Jaguar persistence was favored not only by the presence of native forest at present but also by the historical presence of forest (30 years ago), and negatively affected by human land uses. Direct human pressures also had an important effect on jaguars, with a positive effect of protection and negative effects of human accessibility and historical human population density. The two-dimensional model showed that less than 8% (~20,670 km2) of the analyzed landscape presented suitable conditions to be considered as potential core areas for jaguars. Barrier areas (unsuitable) represented 60.0% of the study area, 3.3% were potential refuges (areas that need restoration: low human pressures but poor landscape conditions), and 15.1% were potential sinks (poor landscape conditions and relatively high human pressures). From the management perspective, the most important areas detected by the model were the 32,563 km2 (11.8%) of potential attractive-sink areas that presented acceptable landscape conditions for jaguars but high direct human pressures (i.e. potential “ecological traps” for this species). This analysis allowed the description of the most important factors affecting jaguars at an eco-regional scale (e.g. the historical conditions of the landscape). Additionally, it constituted a useful management tool for validating conservation strategies developed for jaguars and the UPAF.

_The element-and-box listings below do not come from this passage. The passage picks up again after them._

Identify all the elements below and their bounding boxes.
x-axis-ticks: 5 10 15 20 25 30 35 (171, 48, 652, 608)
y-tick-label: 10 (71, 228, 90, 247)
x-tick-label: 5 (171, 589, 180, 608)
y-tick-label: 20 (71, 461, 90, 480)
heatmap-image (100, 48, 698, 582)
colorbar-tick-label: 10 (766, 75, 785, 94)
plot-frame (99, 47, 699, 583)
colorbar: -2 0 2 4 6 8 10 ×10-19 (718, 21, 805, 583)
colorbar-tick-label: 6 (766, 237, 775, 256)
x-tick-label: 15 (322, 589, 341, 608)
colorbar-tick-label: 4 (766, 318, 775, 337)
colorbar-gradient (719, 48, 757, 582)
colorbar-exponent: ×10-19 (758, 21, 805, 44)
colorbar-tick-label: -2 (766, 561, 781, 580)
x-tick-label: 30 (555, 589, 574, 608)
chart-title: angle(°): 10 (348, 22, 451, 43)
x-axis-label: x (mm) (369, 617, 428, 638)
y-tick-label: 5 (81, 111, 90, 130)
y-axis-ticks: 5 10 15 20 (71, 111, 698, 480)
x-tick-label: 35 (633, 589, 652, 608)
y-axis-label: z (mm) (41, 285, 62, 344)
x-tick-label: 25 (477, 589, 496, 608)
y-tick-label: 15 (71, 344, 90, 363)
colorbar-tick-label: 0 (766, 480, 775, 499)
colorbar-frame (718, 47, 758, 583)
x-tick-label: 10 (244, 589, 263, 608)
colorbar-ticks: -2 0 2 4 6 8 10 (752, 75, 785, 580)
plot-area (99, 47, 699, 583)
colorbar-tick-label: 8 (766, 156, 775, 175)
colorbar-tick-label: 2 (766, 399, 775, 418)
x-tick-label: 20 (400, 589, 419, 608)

Carlos DeAngelo Scgis 2011 SCGIS Paper :
The Atlantic Forest (AF) is a global biodiversity hotspot distributed in eastern Brazil, eastern Paraguay and northern Argentina, which has lost ≈90% of its range. The jaguar is the top predator in the AF, but due to its habitat requirements this felid is seriously threatened. For preserving the last jaguars of the AF, regional and local strategies are critical. In an international effort, jaguar specialists determined the priority jaguar subpopulations of jaguars that remain in the AF. We developed a least-cost-corridor analysis to evaluate potential corridors among jaguar subpopulations. We found that, although some subpopulations could be connected by corridors, most of them are practically isolated. Zooming in to the largest jaguar subpopulation, we focused in the most important areas for internal connectivity. In these areas, we used graph-based models and Conefor 2.6 to determine the relative importance of the remaining forest patches for maintaining habitat connectivity. This prioritization at patch level was consistent with the local laws for forest protection and management. Different connectivity analysis tools offered specific solutions for jaguar conservation in the AF. Least-cost corridors served as a practical tool for identifying the most isolated subpopulations at a regional scale. Graph-based models and Conefor were important for finding specific forest patches where local actions will have a huge impact for preserving jaguars in the main subpopulations.